Theories for Subexponential-size Bounded-depth Frege Proofs

This paper is a contribution to our understanding of the relationship between uniform and nonuniform proof complexity. The latter studies the lengths of proofs in various propositional proof systems such as Frege and bounded-depth Frege systems, and the former studies the strength of the corresponding logical theories such as VNC1 and V0 in [Cook/Nguyen, 2010]. A superpolynomial lower bound on the length of proofs in a propositional proof system for a family of tautologies expressing a result like the pigeonhole principle implies that the result is not provable in the theory associated with the propositional proof system. We define a new class of bounded arithmetic theories n^epsilon-ioV^\infinity for epsilon < 1 and show that they correspond to complexity classes AltTime(O(1),O(n^epsilon)), uniform classes of subexponential-size bounded-depth circuits DepthSize(O(1),2^O(n^epsilon)).
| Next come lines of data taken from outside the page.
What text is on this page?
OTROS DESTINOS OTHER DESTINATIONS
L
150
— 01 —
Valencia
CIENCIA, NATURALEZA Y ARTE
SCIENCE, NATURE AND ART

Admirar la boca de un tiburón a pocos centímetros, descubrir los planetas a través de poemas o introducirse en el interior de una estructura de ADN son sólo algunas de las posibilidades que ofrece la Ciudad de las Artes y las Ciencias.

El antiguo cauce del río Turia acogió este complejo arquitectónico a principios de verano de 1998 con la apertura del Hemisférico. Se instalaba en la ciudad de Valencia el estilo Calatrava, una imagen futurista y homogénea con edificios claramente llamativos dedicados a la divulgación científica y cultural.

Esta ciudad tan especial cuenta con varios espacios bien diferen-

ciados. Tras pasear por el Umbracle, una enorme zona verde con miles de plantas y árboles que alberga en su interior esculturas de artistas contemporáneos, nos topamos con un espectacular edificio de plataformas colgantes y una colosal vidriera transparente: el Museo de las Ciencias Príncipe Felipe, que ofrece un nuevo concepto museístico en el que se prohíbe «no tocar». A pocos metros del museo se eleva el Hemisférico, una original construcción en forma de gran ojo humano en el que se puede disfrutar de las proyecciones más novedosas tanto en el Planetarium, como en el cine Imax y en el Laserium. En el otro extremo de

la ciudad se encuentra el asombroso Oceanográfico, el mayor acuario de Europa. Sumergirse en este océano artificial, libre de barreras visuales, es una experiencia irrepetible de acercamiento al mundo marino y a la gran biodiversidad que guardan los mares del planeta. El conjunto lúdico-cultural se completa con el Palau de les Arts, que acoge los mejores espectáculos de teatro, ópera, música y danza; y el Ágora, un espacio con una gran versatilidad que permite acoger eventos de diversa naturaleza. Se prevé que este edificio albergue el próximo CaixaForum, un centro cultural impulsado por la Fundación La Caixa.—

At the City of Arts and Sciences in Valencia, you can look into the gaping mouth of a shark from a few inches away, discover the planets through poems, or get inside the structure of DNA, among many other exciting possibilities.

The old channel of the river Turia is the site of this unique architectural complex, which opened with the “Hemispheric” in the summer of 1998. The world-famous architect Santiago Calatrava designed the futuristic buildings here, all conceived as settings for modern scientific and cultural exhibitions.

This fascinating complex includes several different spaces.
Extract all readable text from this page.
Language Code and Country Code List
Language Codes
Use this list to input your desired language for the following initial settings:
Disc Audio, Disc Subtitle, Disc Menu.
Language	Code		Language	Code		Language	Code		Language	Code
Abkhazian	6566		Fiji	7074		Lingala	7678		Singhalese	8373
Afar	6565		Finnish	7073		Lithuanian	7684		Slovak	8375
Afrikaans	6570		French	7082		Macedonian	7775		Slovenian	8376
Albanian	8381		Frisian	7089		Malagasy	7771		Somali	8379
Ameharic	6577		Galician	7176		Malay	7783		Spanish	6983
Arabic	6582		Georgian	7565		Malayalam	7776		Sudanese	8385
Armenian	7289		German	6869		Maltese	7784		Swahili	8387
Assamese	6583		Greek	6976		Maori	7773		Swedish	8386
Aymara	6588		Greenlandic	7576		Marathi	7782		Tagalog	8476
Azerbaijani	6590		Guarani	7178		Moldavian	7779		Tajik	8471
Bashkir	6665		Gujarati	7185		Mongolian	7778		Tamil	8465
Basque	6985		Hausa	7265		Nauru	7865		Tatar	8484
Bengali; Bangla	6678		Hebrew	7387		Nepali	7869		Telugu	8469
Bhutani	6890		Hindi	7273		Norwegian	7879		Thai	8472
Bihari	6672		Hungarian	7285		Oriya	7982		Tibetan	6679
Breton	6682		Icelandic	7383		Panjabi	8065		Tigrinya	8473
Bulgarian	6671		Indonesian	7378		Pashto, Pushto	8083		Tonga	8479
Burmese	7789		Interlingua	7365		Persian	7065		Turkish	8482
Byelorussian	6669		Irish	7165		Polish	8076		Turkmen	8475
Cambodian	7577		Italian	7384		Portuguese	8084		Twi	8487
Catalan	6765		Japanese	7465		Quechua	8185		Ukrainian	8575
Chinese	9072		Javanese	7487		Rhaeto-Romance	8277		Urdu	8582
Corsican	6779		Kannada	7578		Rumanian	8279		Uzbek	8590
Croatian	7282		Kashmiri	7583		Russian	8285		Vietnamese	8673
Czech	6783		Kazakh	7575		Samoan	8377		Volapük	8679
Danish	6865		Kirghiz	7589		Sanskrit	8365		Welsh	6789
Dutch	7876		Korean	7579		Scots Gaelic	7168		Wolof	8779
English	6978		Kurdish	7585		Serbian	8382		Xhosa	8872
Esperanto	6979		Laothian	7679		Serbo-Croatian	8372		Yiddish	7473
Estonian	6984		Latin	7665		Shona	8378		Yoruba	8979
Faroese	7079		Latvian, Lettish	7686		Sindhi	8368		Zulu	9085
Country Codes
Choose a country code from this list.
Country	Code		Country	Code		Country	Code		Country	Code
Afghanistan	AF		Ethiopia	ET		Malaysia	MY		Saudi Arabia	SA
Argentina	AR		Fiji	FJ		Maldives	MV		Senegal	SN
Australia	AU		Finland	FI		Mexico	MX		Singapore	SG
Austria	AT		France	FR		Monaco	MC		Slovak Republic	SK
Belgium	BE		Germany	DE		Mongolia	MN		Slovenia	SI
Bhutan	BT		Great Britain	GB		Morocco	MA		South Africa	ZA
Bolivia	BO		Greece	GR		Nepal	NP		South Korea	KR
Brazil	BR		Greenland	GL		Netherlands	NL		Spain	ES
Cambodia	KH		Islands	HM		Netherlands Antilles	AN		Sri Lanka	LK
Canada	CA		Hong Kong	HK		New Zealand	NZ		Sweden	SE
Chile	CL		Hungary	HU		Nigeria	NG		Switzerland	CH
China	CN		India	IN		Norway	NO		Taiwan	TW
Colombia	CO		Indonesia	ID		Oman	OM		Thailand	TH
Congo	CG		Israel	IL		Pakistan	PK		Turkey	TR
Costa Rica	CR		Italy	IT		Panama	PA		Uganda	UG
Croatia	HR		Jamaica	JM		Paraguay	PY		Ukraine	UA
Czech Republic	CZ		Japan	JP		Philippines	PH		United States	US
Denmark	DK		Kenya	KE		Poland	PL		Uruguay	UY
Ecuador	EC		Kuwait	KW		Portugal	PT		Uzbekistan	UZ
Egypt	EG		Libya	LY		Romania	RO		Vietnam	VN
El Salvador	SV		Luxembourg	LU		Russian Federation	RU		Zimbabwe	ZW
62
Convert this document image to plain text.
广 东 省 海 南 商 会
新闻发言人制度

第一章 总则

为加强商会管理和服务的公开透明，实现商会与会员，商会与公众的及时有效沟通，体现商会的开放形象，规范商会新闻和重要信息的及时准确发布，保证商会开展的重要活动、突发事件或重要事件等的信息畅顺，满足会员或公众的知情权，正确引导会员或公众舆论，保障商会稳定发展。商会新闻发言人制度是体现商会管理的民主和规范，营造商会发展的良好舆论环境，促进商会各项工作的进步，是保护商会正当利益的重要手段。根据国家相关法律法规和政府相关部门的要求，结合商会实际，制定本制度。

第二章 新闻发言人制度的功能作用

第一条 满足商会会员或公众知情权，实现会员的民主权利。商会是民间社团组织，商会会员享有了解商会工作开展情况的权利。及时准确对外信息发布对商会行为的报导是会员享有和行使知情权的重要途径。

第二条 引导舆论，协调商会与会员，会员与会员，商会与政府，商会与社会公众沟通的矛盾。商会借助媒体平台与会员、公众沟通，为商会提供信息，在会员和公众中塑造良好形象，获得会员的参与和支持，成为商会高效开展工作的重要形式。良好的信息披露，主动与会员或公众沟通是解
To accomplish this we introduce the novel idea of using types to control the amount of composition in our bounded arithmetic theories. This allows our theories to capture complexity classes that have weaker closure properties and are not closed under composition. We show that the proofs of Sigma^B_0-theorems in our theories translate to subexponential-size bounded-depth Frege proofs. We use these theories to formalize the complexity theory result that problems in uniform NC1 circuits can be computed by uniform subexponential bounded-depth circuits in [Allender/Koucky, 2010]. We prove that our theories contain a variation of the theory VNC1 for the complexity class NC1. We formalize Buss's proof in [Buss, 1993] that the (unbalanced) Boolean Formula Evaluation problem is in NC1 and use it to prove the soundness of Frege systems. As a corollary, we obtain an alternative proof of [Filmus et al, ICALP, 2011] that polynomial-size Frege proofs can be simulated by subexponential-size bounded-depth Frege proofs. Our results can be extended to theories corresponding to other nice complexity classes inside NTimeSpace(n^O(1), n^o(1)) such as NL. This is achieved by essentially formalizing the containment NTimeSpace(n^O(1), n^o(1)) \subseteq AltTime(O(1), O(n^epsilon)) for all epsilon > 0.